Egypt’s universities issue more security regulations ahead of new semester
Egypt discusses economic reform with IMF
Egypt can fight “terrorism” with moderate Islamic thought, says US envoy


“Egypt’s Resurgent Authoritarianism: It’s a Way of Life” |  Nathan J. Brown and Katie Bentivoglio, Carnegie Endowment for International Peace

“In its early steps, Sisi’s presidency seems to be constructing a reconfigured authoritarianism—one that operates more openly (at least in general outline) and through normal (if harsh) legal channels. Rather than consolidating power within the presidency, a recent string of initiatives has created a legal framework that grants the courts, security services, and the chief prosecutor immense discretion in interpreting the letter of the law—making a state of emergency, or other extraordinary measures, unnecessary.”

“At present, there is a very simple constitutional process for enacting a law in Egypt: the president issues it by decree. There has been no parliament for more than a year; the lower house was dissolved in June 2012 and the upper house disbanded in the aftermath of the July 2013 coup and then abolished in the 2014 constitution.”

“The new Sisi presidency is developing a legal framework that will only enhance the power of state institutions to act as they wish—and without public oversight. At the same time, Sisi himself is moving to capitalize on existing and vague legislation to further sideline or eliminate his opposition. The absence of a parliament, together with the presence of sufficiently cooperative courts, mean the practice is likely to give strong protection to a reconstituted Egyptian authoritarianism.”

“Three and a half years after they received a disorienting shock that paralyzed many of them, Egyptian state institutions are going back to doing what they do best—governing in a way that claims implausibly to serve the people without listening to their voices.”

“On Campus in Egypt, a Heavy Security Clampdown” | Maggie Michael, AP

“Last school year, universities became the focus of pro-Morsi protests and campuses turned to war zones as police tried to suppress them. But the clampdown now is going beyond supporters of Morsi’s Muslim Brotherhood and other Islamists and threatens to silence all political activism in the universities.”

“It reflects what rights activists have warned is happening nationwide under President Abdel-Fattah el-Sissi: Dissent in general is being snuffed out in the name of fighting Islamists.”

“University presidents have been given new, unquestioned powers to expel students or fire professors suspected of involvement in protests or any political activities, without independent review of the cases.”

“[Sisi] reinstated the Mubarak-era practice by which the head of state chooses the heads of universities, a sign of how the post is seen as crucial for keeping control.”

“Moreover, the government last year ended a traditional ban on security forces entering university campuses, allowing police to move in if the university president invites them, or simply if they feel it is necessary. Elections for student unions, a major venue for campus political activity, have been called off for the time being.”

On Twitter: #Maspero

Interview of the Week

Through the lens: a dreamlike-Egypt | Laura el-Tantawy, New Internationalist
Speaking to Cristiana Moisescu, Egyptian photojournalist Laura el-Tantawy explores what it means to be a female photojournalist in one of the world’s most populated cities.

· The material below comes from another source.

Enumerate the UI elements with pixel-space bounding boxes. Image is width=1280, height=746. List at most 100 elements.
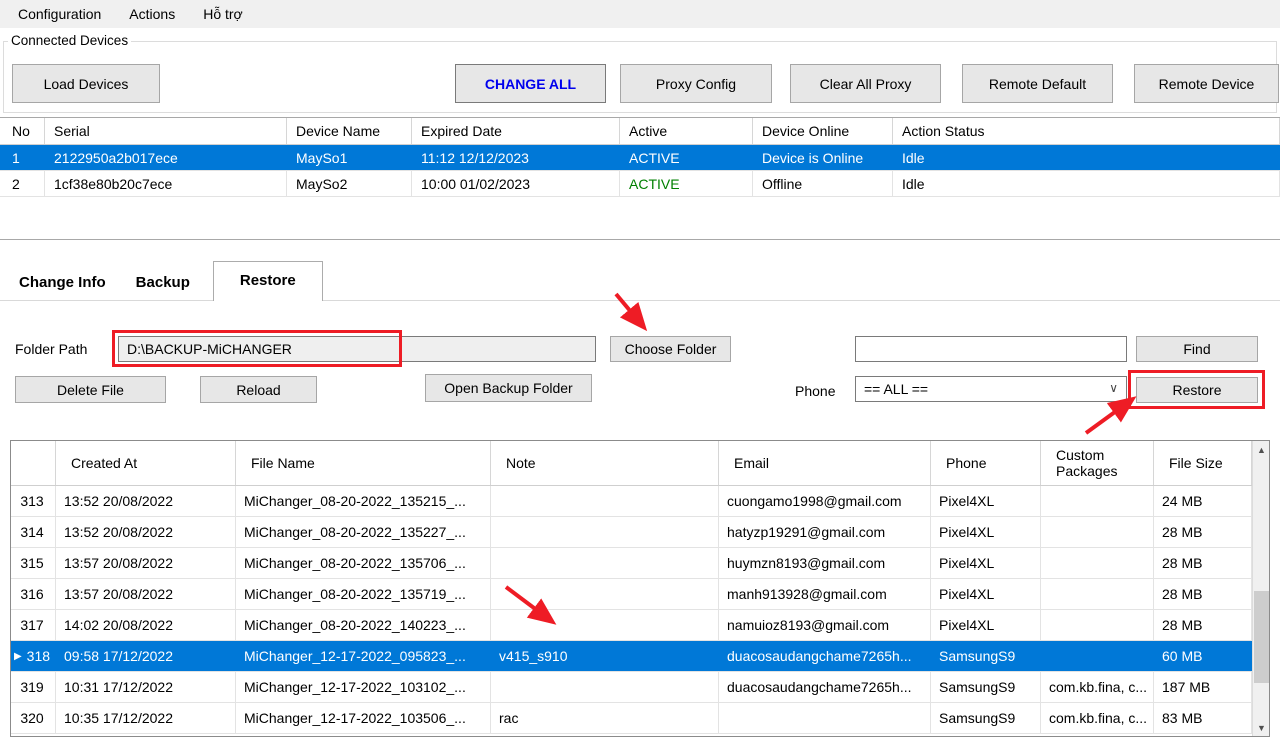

Tantawy recalls the emotional and trying experience of telling the story of victims of conflict:

“It was never difficult to get access to people, which eventually became a problem for me. I know it usually works the other way around, but sometimes when people open their door too wide, you really understand the breadth of the responsibility you carry with you when you do this sort of work.”

Working as a female photojournalist in Egypt has come with its own set of challenges:

“The streets of Cairo are never a comfortable place. In fact, I am always terrified when I am on the street, but I realize that in order to photograph I have to put myself there.

It’s a very ‘dirty’ experience, not just because of the stares you constantly get for no reason but being a girl, but also the comments and the general vibe that there is nowhere for you to hide, no place to go.”